Parameter verification
The “Halt on condition” action can also be used to verify project parameters. If you have a project with parameters that is used by other people, it may be a good idea to built in parameter verification.
One way to do it, is to create a table with parameter values using the “Parameter table” action, and then add a few “Halt on condition” actions to it to verify that project parameters are within a specified range of values, or don’t contradict each other.

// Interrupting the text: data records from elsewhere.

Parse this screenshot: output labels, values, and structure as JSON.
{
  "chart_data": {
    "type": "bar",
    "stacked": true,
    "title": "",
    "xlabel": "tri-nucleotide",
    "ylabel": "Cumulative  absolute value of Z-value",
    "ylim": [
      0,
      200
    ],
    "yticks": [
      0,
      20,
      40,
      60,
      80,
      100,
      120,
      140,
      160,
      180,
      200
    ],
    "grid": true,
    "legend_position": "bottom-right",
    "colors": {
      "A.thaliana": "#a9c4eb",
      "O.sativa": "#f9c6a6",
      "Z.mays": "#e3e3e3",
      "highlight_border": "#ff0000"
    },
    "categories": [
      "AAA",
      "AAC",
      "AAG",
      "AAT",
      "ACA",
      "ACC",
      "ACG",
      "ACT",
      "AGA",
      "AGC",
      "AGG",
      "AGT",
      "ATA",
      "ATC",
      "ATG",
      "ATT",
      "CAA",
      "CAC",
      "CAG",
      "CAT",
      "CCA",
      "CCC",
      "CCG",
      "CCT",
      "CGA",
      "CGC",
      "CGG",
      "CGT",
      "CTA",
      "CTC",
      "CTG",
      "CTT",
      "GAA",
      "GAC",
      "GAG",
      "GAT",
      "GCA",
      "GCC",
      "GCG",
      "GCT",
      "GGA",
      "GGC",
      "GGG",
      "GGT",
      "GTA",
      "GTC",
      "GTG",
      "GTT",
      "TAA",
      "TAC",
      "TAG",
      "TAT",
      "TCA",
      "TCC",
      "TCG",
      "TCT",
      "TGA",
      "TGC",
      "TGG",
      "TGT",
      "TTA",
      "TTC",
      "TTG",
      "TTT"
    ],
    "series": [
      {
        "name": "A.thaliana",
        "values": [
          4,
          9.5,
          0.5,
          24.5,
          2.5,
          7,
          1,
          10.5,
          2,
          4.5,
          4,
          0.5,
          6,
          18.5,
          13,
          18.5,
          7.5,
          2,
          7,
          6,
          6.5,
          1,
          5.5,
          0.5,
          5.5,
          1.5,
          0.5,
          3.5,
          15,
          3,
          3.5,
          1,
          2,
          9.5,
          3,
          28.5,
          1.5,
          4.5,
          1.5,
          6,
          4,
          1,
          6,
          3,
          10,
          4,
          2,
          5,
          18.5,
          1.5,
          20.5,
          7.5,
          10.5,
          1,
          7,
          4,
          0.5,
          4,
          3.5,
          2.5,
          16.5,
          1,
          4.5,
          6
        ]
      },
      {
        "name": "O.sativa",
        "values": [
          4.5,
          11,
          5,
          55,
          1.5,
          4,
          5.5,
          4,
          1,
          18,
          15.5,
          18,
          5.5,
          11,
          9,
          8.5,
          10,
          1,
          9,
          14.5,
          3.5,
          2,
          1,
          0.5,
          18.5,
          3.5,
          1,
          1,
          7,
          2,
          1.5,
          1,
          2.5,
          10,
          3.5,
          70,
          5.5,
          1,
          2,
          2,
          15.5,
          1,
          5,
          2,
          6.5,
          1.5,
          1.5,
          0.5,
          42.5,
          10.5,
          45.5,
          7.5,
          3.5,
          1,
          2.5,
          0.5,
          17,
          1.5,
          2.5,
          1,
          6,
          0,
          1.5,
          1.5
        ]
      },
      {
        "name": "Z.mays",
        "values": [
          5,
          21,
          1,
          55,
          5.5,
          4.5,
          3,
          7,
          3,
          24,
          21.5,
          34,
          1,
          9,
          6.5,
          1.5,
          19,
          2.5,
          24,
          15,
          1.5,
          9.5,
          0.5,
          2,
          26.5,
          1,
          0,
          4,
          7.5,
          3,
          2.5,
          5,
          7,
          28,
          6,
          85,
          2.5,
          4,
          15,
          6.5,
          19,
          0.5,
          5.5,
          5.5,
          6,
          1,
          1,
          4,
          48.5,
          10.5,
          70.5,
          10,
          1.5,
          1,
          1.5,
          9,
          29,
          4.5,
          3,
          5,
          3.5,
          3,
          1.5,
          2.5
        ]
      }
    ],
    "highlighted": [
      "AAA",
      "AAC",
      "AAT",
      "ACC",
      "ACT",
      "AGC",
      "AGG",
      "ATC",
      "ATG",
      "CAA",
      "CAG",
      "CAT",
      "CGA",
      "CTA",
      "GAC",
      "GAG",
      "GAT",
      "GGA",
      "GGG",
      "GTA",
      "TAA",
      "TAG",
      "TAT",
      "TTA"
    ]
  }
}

It would make sense to perform all other calculations in the project only after parameter verification is passed. In the example below the main calculation didn’t start because parameter verification failed.
Hints and tips
The “Halt on condition” action is a powerful mechanism to create data quality guards and ensure consistent data quality in EasyMorph projects. The more people use EasyMorph projects in an organization the more reasons to start using data quality checks and verification in these projects.
Just a few more tips:
- Check data quality not only for source data, but also for results too
- It’s frequently a good idea to check data for key duplicates before doing a merge (join) and halt before merge if a duplicate is found
- If you want a project to always fail at certain point (e.g. while doing development/debugging) then insert “Halt…” with an impossible condition, e.g.
1=2
, or justfalse()
- Write custom error messages in a way that conveys the expectations, e.g. “There should be no omitted dates in column [Dispatched date]” or “A new value is detected in [Region] but not expected”. In this case the end users will know exactly what to do to resolve the problem.